Happy Cinco de Mayo! In a different lifetime, I spent many years working in a Mexican restaurant slinging margaritas and chips and salsa! These days, we enjoy a kid-friendly Mexican dishes close to home.
In the name of Mexican pride and heritage, I thought I’d share some information we learned about one of our favorite fruits, the avocado. Native to Mexico and Central America, the avocado is often called one of nature’s perfect foods.
Naturally, this fruit makes one of the best first foods for babies because of its creamy texture and good fats. According to Avocado.org, avocados have 3.5 grams of unsaturated fats, which are known to be important for normal growth and development of the central nervous system and brain.
Since we’re on the topic of avocados, I learned a lot about avocados recently. I had the chance to ask Chef Pati Jinich, host of Pati’s Mexican Table, about avocados and here are just some questions I asked. She kindly answered my questions in a video, so be sure to check it out. Btw, that’s not my voice asking the questions but you already knew that.
1. What are your tips on choosing avocados at the grocery store?
2. How do you suggest on properly cutting and storing avocados?
3. What are your favorite avocado recipes for babies and kids?
4. How do you serve avocados to your family for breakfast or brunch?
5. Do you have any thoughts on the recent news that avocados crops may be affected by the west coast droughts?
6. Can you tell us about the different types of avocados and which is your favorite kind for certain recipes?
7. Can you share your favorite recipe for guacamole, which is one of my family’s most-consumed food.
And here’s a fun recipe from of Pati’s Mexican Table for you fellow guac-loving families.
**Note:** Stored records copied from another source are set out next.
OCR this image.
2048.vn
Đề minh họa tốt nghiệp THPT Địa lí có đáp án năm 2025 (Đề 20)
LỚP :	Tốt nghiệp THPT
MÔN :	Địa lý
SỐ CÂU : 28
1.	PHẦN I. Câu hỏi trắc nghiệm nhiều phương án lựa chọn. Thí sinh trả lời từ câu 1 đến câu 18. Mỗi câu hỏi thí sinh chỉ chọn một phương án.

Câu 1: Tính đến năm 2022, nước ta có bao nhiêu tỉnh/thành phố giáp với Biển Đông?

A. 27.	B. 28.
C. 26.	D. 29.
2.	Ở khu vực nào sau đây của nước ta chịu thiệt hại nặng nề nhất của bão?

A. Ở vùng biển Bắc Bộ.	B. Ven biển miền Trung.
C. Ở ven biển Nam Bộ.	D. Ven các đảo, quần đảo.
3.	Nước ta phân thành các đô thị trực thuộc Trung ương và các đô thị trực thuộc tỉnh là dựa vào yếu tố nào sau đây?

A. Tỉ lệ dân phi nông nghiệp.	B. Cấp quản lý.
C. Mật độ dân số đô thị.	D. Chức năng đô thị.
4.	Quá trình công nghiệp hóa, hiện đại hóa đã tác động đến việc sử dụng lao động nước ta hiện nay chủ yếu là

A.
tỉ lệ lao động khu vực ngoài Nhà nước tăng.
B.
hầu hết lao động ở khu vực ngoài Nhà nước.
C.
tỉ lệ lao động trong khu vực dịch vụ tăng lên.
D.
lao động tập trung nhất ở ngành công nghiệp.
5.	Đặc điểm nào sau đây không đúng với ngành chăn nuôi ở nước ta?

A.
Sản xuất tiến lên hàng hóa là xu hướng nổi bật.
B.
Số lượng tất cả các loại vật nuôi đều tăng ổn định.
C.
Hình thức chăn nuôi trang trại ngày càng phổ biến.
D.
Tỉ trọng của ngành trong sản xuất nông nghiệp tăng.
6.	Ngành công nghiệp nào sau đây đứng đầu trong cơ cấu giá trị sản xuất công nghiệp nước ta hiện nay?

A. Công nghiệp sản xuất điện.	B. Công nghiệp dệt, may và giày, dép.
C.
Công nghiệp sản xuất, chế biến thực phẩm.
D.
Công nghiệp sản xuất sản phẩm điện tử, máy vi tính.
Mango Guacamole with Grilled Tortilla Wedges Guacamole de Mango
2 ripe Hass avocados, halved, pitted, meat scooped out and roughly mashed or diced
1 cup diced, fresh, ripe, peeled mango
3 tablespoons chopped white onion
2 tablespoons coarsely chopped cilantro leaves
2 tablespoons finely chopped jalapeño or serrano chile, seeded optional, or to taste
2 tablespoons freshly squeezed lime juice
1 teaspoon kosher or coarse sea salt, or to taste
Corn or flour tortillas, cut into wedges and grilled
Gently mix the avocado, mango, onion, cilantro, chile, lime juice and salt in a bowl, or mash in a molcajete. Serve with grilled tortilla wedges.